“When I was younger I got involved with youth organisations. Through this work I became convinced that the education of girls is paramount to ensuring development. And I wouldn’t have had any of these opportunities without my own schooling.”
Call on world leaders to increase education funding This message from Aissata, 21, from Mali, underscores what we all know: education matters and leads to changes necessary to disrupt inequality and oppression.
Education is the fundamental right of every child and is key to achieving many other important goals. Without education, what hope do we have of ending poverty, tackling climate change, or achieving gender equality? Of advancing peace and security, innovating technologies, and overcoming discrimination? Education provides children with the skills and knowledge to change the world.
In less than 3 months world leaders will meet at the Global Partnership for Education Financing Conference in Dakar, Senegal where they will make financial commitments for education over the next 4 years. Time is running out for them to commit not only to increased financing for education, but also to target girls’ education and the promotion of gender equality in and through school
BETTER QUALITY EDUCATION
The Global Goals have set the bar high for education. Previously, the aim was to ensure every child could access primary education. Now we have committed to ensuring every child completes pre-primary, primary and secondary education, and has access to technical, vocational and tertiary education.
The Global Goals also demand children receive a quality education – with more teachers and increased emphasis on gender equality, human rights and sustainability in learning outcomes. Learning environments should be upgraded as well, to ensure they are safe, inclusive, and gender sensitive.
There are no limits to what girls can achieve – and education is instrumental in teaching them that.
This ambition is no less than every child deserves. But the reality remains a far cry from this. There are still 263 million children out of school worldwide, of whom over half are girls. Girls are more likely than boys to never to go to school, and are at increased risk of drop-out due to child marriage, early pregnancy and violence in and around schools. If schools are to be accessible, safe, and relevant for all children, we must ensure they are so for those most vulnerable, and those most likely to be excluded.

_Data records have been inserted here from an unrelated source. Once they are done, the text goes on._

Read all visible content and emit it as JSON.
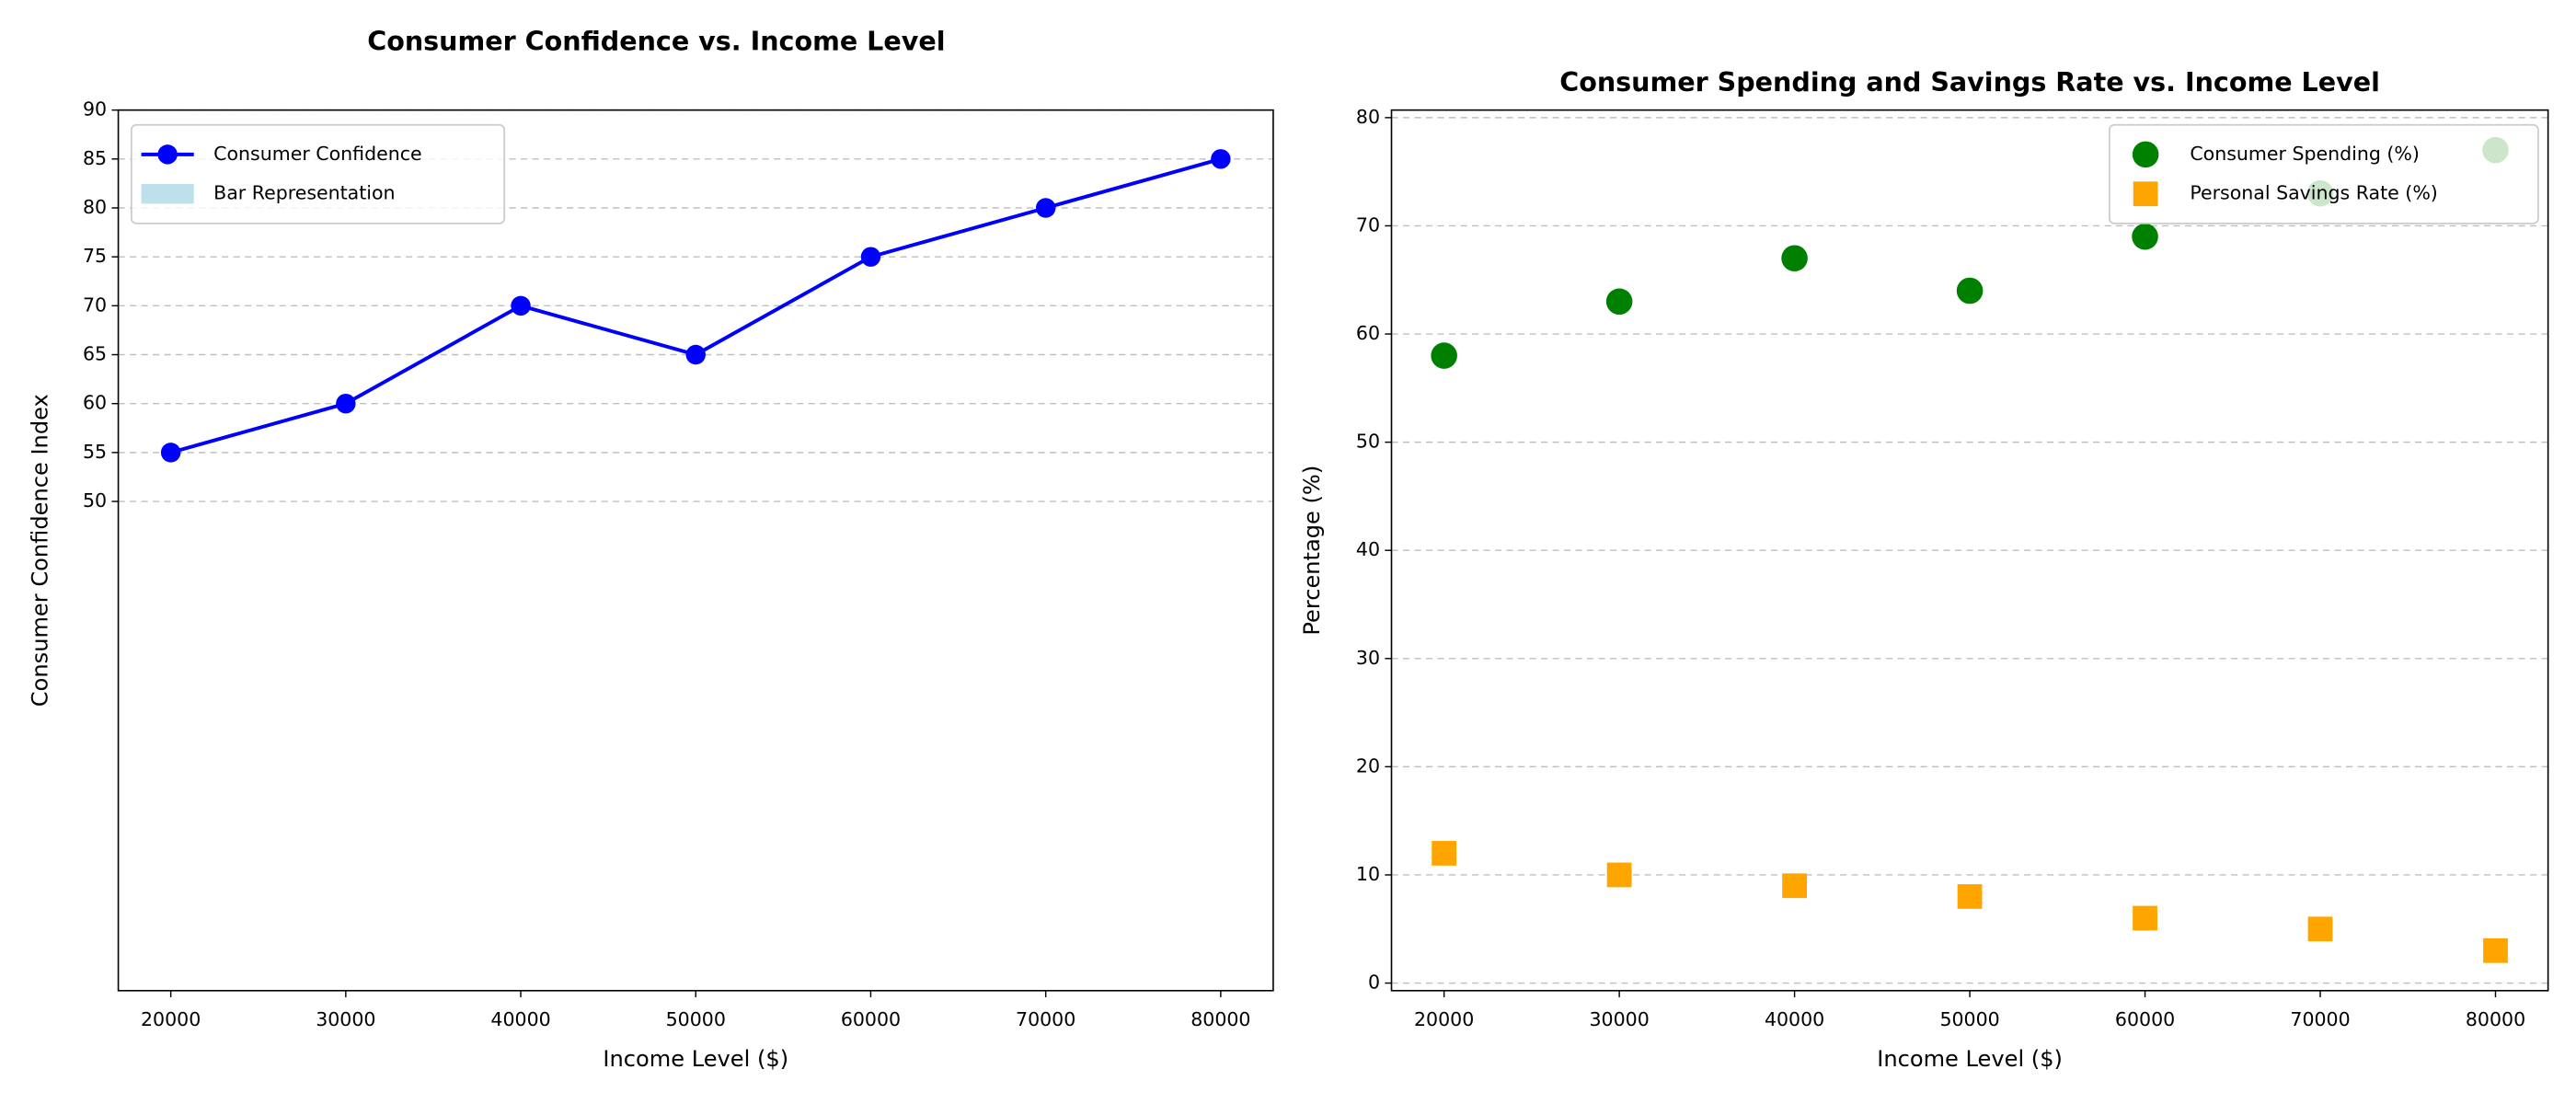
{
  "chart_data": [
    {
      "type": "line",
      "title": "Consumer Confidence vs. Income Level",
      "x_label": "Income Level ($)",
      "y_label": "Consumer Confidence Index",
      "x": [
        20000,
        30000,
        40000,
        50000,
        60000,
        70000,
        80000
      ],
      "series": [
        {
          "name": "Consumer Confidence",
          "color": "#0000ff",
          "values": [
            55,
            60,
            70,
            65,
            75,
            80,
            85
          ]
        }
      ],
      "legend_patches": [
        {
          "name": "Bar Representation",
          "color": "#add8e6"
        }
      ],
      "xlim": [
        17000,
        83000
      ],
      "xticks": [
        20000,
        30000,
        40000,
        50000,
        60000,
        70000,
        80000
      ],
      "ylim": [
        0,
        90
      ],
      "yticks": [
        50,
        55,
        60,
        65,
        70,
        75,
        80,
        85,
        90
      ],
      "grid": true,
      "legend": "upper left"
    },
    {
      "type": "scatter",
      "title": "Consumer Spending and Savings Rate vs. Income Level",
      "x_label": "Income Level ($)",
      "y_label": "Percentage (%)",
      "x": [
        20000,
        30000,
        40000,
        50000,
        60000,
        70000,
        80000
      ],
      "series": [
        {
          "name": "Consumer Spending (%)",
          "color": "#008000",
          "marker": "circle",
          "values": [
            58,
            63,
            67,
            64,
            69,
            73,
            77
          ]
        },
        {
          "name": "Personal Savings Rate (%)",
          "color": "#ffa500",
          "marker": "square",
          "values": [
            12,
            10,
            9,
            8,
            6,
            5,
            3
          ]
        }
      ],
      "xlim": [
        17000,
        83000
      ],
      "xticks": [
        20000,
        30000,
        40000,
        50000,
        60000,
        70000,
        80000
      ],
      "ylim": [
        -0.7,
        80.7
      ],
      "yticks": [
        0,
        10,
        20,
        30,
        40,
        50,
        60,
        70,
        80
      ],
      "grid": true,
      "legend": "upper right"
    }
  ]
}
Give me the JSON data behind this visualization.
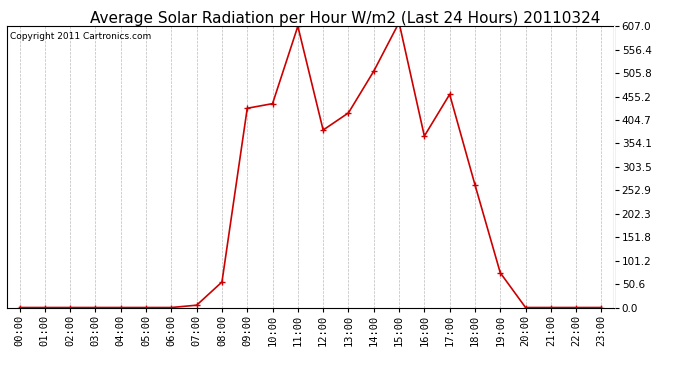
{
  "title": "Average Solar Radiation per Hour W/m2 (Last 24 Hours) 20110324",
  "copyright": "Copyright 2011 Cartronics.com",
  "hours": [
    "00:00",
    "01:00",
    "02:00",
    "03:00",
    "04:00",
    "05:00",
    "06:00",
    "07:00",
    "08:00",
    "09:00",
    "10:00",
    "11:00",
    "12:00",
    "13:00",
    "14:00",
    "15:00",
    "16:00",
    "17:00",
    "18:00",
    "19:00",
    "20:00",
    "21:00",
    "22:00",
    "23:00"
  ],
  "values": [
    0,
    0,
    0,
    0,
    0,
    0,
    0,
    5,
    55,
    430,
    440,
    607,
    383,
    420,
    510,
    615,
    370,
    460,
    265,
    75,
    0,
    0,
    0,
    0
  ],
  "line_color": "#cc0000",
  "marker": "+",
  "marker_size": 5,
  "marker_linewidth": 1.0,
  "line_width": 1.2,
  "grid_color": "#bbbbbb",
  "background_color": "#ffffff",
  "plot_bg_color": "#ffffff",
  "ymin": 0.0,
  "ymax": 607.0,
  "ytick_values": [
    0.0,
    50.6,
    101.2,
    151.8,
    202.3,
    252.9,
    303.5,
    354.1,
    404.7,
    455.2,
    505.8,
    556.4,
    607.0
  ],
  "title_fontsize": 11,
  "copyright_fontsize": 6.5,
  "tick_fontsize": 7.5
}
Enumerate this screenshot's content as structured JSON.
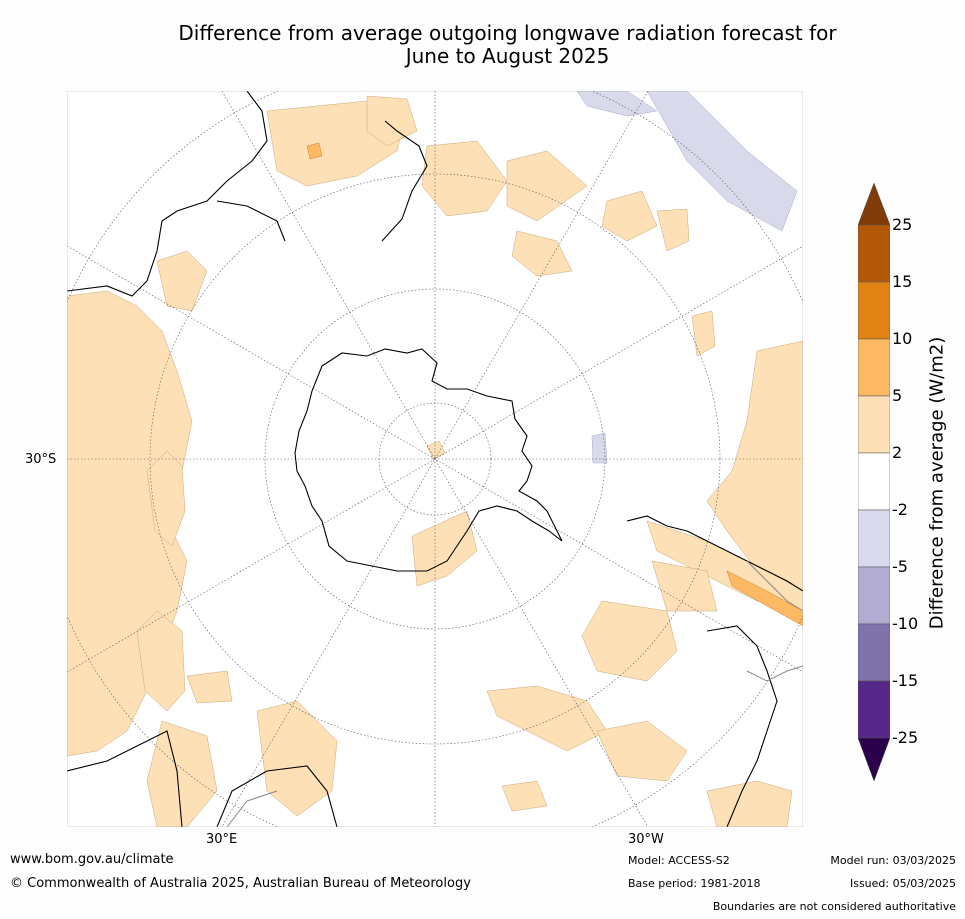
{
  "title_line1": "Difference from average outgoing longwave radiation forecast for",
  "title_line2": "June to August 2025",
  "map": {
    "lat_label": "30°S",
    "lon_labels": [
      "30°E",
      "30°W"
    ]
  },
  "colorbar": {
    "label": "Difference from average (W/m2)",
    "ticks": [
      "25",
      "15",
      "10",
      "5",
      "2",
      "-2",
      "-5",
      "-10",
      "-15",
      "-25"
    ],
    "bin_colors": [
      "#7f3b08",
      "#b35806",
      "#e08214",
      "#fdb863",
      "#fee0b6",
      "#ffffff",
      "#d8daeb",
      "#b2abd2",
      "#8073ac",
      "#542788",
      "#2d004b"
    ]
  },
  "footer": {
    "url": "www.bom.gov.au/climate",
    "copyright": "© Commonwealth of Australia 2025, Australian Bureau of Meteorology",
    "model": "Model: ACCESS-S2",
    "base_period": "Base period: 1981-2018",
    "model_run": "Model run: 03/03/2025",
    "issued": "Issued: 05/03/2025",
    "disclaimer": "Boundaries are not considered authoritative"
  }
}
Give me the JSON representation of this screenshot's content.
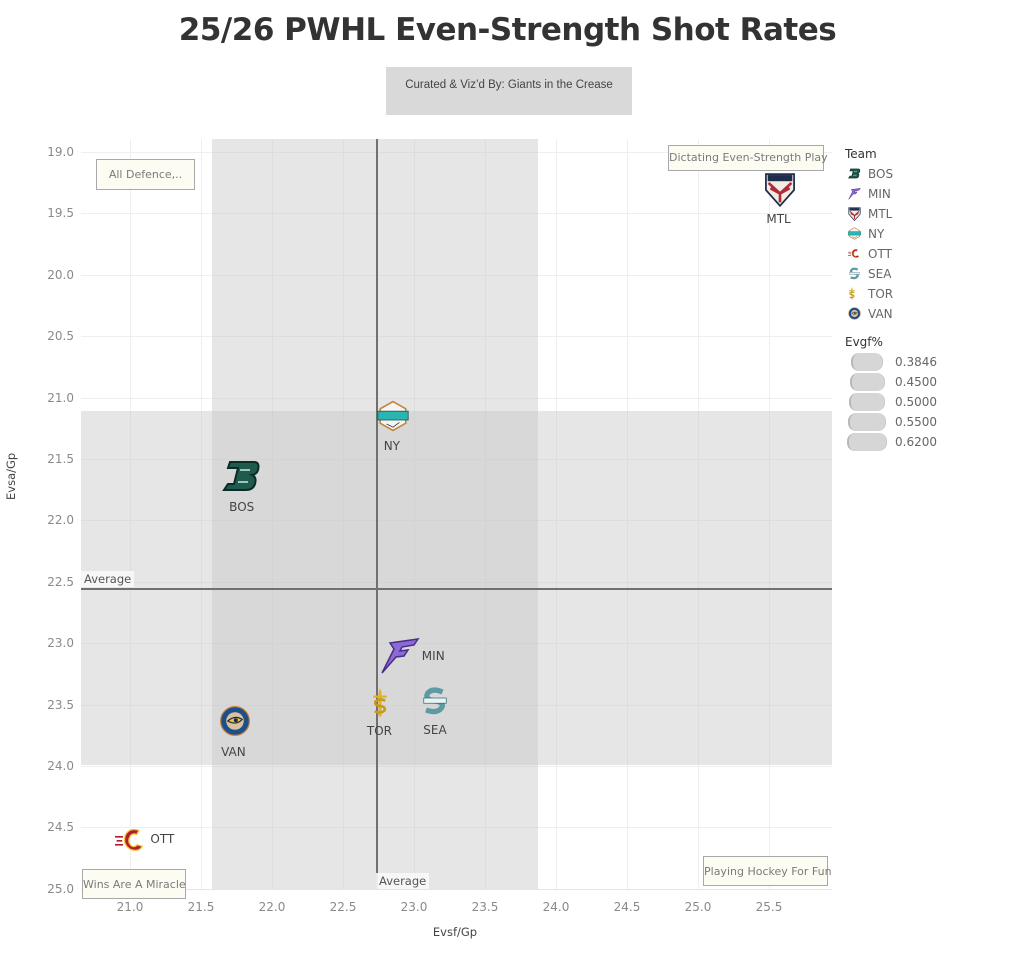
{
  "title": "25/26 PWHL Even-Strength Shot Rates",
  "credit": "Curated & Viz’d By: Giants in the Crease",
  "axes": {
    "xlabel": "Evsf/Gp",
    "ylabel": "Evsa/Gp",
    "xticks": [
      "21.0",
      "21.5",
      "22.0",
      "22.5",
      "23.0",
      "23.5",
      "24.0",
      "24.5",
      "25.0",
      "25.5"
    ],
    "yticks": [
      "19.0",
      "19.5",
      "20.0",
      "20.5",
      "21.0",
      "21.5",
      "22.0",
      "22.5",
      "23.0",
      "23.5",
      "24.0",
      "24.5",
      "25.0"
    ]
  },
  "average_labels": {
    "horizontal": "Average",
    "vertical": "Average"
  },
  "quadrant_annotations": {
    "top_left": "All Defence,..",
    "top_right": "Dictating Even-Strength Play",
    "bottom_left": "Wins Are A Miracle",
    "bottom_right": "Playing Hockey For Fun"
  },
  "legend": {
    "team_title": "Team",
    "teams": [
      {
        "label": "BOS",
        "icon": "bos-logo-icon",
        "color": "#1f5a4e"
      },
      {
        "label": "MIN",
        "icon": "min-logo-icon",
        "color": "#7b5cc7"
      },
      {
        "label": "MTL",
        "icon": "mtl-logo-icon",
        "color": "#8a2432"
      },
      {
        "label": "NY",
        "icon": "ny-logo-icon",
        "color": "#2bb5b0"
      },
      {
        "label": "OTT",
        "icon": "ott-logo-icon",
        "color": "#b11f2e"
      },
      {
        "label": "SEA",
        "icon": "sea-logo-icon",
        "color": "#6aaab3"
      },
      {
        "label": "TOR",
        "icon": "tor-logo-icon",
        "color": "#e0b22b"
      },
      {
        "label": "VAN",
        "icon": "van-logo-icon",
        "color": "#1f4f8b"
      }
    ],
    "size_title": "Evgf%",
    "sizes": [
      "0.3846",
      "0.4500",
      "0.5000",
      "0.5500",
      "0.6200"
    ]
  },
  "chart_data": {
    "type": "scatter",
    "title": "25/26 PWHL Even-Strength Shot Rates",
    "subtitle": "Curated & Viz’d By: Giants in the Crease",
    "xlabel": "Evsf/Gp",
    "ylabel": "Evsa/Gp",
    "xlim": [
      20.65,
      25.93
    ],
    "ylim": [
      18.95,
      25.05
    ],
    "y_reversed": true,
    "grid": true,
    "legend_position": "right",
    "points": [
      {
        "team": "MTL",
        "x": 25.58,
        "y": 19.31
      },
      {
        "team": "NY",
        "x": 22.85,
        "y": 21.15
      },
      {
        "team": "BOS",
        "x": 21.79,
        "y": 21.64
      },
      {
        "team": "MIN",
        "x": 22.9,
        "y": 23.1
      },
      {
        "team": "TOR",
        "x": 22.76,
        "y": 23.49
      },
      {
        "team": "SEA",
        "x": 23.15,
        "y": 23.47
      },
      {
        "team": "VAN",
        "x": 21.74,
        "y": 23.63
      },
      {
        "team": "OTT",
        "x": 21.01,
        "y": 24.6
      }
    ],
    "reference_lines": {
      "x_average": 22.73,
      "y_average": 22.55
    },
    "reference_bands": {
      "x_band": [
        21.58,
        23.87
      ],
      "y_band": [
        21.11,
        23.99
      ]
    },
    "size_legend": {
      "field": "Evgf%",
      "values": [
        0.3846,
        0.45,
        0.5,
        0.55,
        0.62
      ]
    },
    "annotations": [
      "All Defence,..",
      "Dictating Even-Strength Play",
      "Wins Are A Miracle",
      "Playing Hockey For Fun",
      "Average",
      "Average"
    ]
  }
}
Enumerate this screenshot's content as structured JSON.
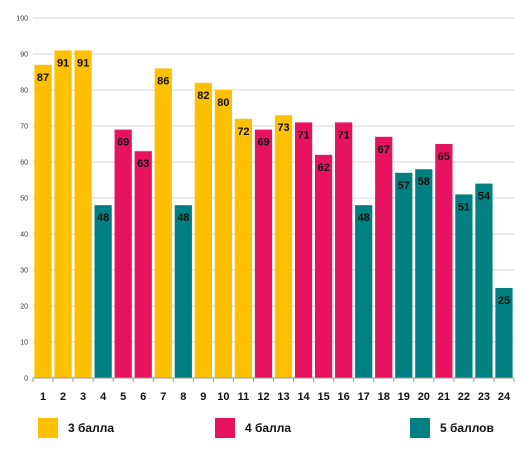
{
  "chart_data": {
    "type": "bar",
    "categories": [
      "1",
      "2",
      "3",
      "4",
      "5",
      "6",
      "7",
      "8",
      "9",
      "10",
      "11",
      "12",
      "13",
      "14",
      "15",
      "16",
      "17",
      "18",
      "19",
      "20",
      "21",
      "22",
      "23",
      "24"
    ],
    "values": [
      87,
      91,
      91,
      48,
      69,
      63,
      86,
      48,
      82,
      80,
      72,
      69,
      73,
      71,
      62,
      71,
      48,
      67,
      57,
      58,
      65,
      51,
      54,
      25
    ],
    "groups": [
      "3",
      "3",
      "3",
      "5",
      "4",
      "4",
      "3",
      "5",
      "3",
      "3",
      "3",
      "4",
      "3",
      "4",
      "4",
      "4",
      "5",
      "4",
      "5",
      "5",
      "4",
      "5",
      "5",
      "5"
    ],
    "ylim": [
      0,
      100
    ],
    "yticks": [
      0,
      10,
      20,
      30,
      40,
      50,
      60,
      70,
      80,
      90,
      100
    ],
    "grid": true,
    "legend_position": "bottom",
    "legend": [
      {
        "key": "3",
        "label": "3 балла",
        "color": "#ffc000"
      },
      {
        "key": "4",
        "label": "4 балла",
        "color": "#e8135f"
      },
      {
        "key": "5",
        "label": "5 баллов",
        "color": "#008080"
      }
    ],
    "title": "",
    "xlabel": "",
    "ylabel": ""
  }
}
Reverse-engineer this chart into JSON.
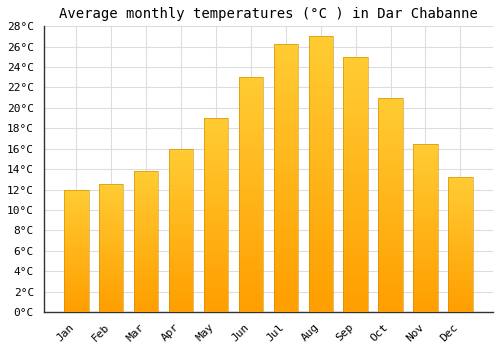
{
  "title": "Average monthly temperatures (°C ) in Dar Chabanne",
  "months": [
    "Jan",
    "Feb",
    "Mar",
    "Apr",
    "May",
    "Jun",
    "Jul",
    "Aug",
    "Sep",
    "Oct",
    "Nov",
    "Dec"
  ],
  "values": [
    12.0,
    12.5,
    13.8,
    16.0,
    19.0,
    23.0,
    26.3,
    27.0,
    25.0,
    21.0,
    16.5,
    13.2
  ],
  "bar_color_top": "#FFB300",
  "bar_color_bottom": "#FFA000",
  "bar_color": "#FFA500",
  "background_color": "#ffffff",
  "grid_color": "#dddddd",
  "ylim": [
    0,
    28
  ],
  "ytick_step": 2,
  "title_fontsize": 10,
  "tick_fontsize": 8,
  "tick_font_family": "monospace"
}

When girls are at school, they should learn the skills they will need to become leaders in their lives, communities, and beyond. For Plan International, the starting point is advocating for gender equality through all facets of education, including curricula, teaching and policies. There are no limits to what girls can achieve – and education is instrumental in teaching them that.
However, the power education has to further gender equality and encourage girls to lead cannot be realised without significant financial investments.
FINANCING GLOBAL EDUCATION
The International Commission on Financing Global Education Opportunity last year calculated that funding for education must rise from $1.2 trillion today to $3 trillion in 2030. This financing must come from a number of sources.
Firstly, all governments, including those in developing countries, need to put more money into their national education systems – ensuring at least 20% of the national budget, or 6% of GDP, goes towards education. Increased financing must go to those most likely to be out of school, and towards basic education. Financing should also be gender-responsive, with an emphasis on inclusive education.
Secondly, donor governments need to increase the percentage of their overseas development assistance earmarked for education, to 15% of the budget. Donor governments also need to ensure that development assistance prioritises basic education and targets equity measures.
INCREASED FUNDING IS WITHIN REACH
The good news is that we have a real opportunity to achieve many of these outcomes. The Global Partnership for Education Financing Conference taking place in February 2018 is a critical opportunity for states, NGOs and private partners to step up and make significant financial commitments for education for the next 4 years.
Now is the time to put pressure on governments to ensure their commitments are substantial – and we have less than 3 months to ensure our voices are heard.
Plan International is part of a global education coalition alongside several partner organisations that has launched a set of 10 asks for developing country governments (PDF) around education financing. We are also running national campaigns in Uganda, Senegal, Pakistan and the Philippines to call on those governments to increase their investment in girls’ education, and address the barriers standing in between girls and a quality education.
We ask a lot of our education systems – and rightly so. But you get out what you put in. So we need all partners to make the highest commitment to financing education so every child can access a free, inclusive, quality education, to become the leaders of tomorrow.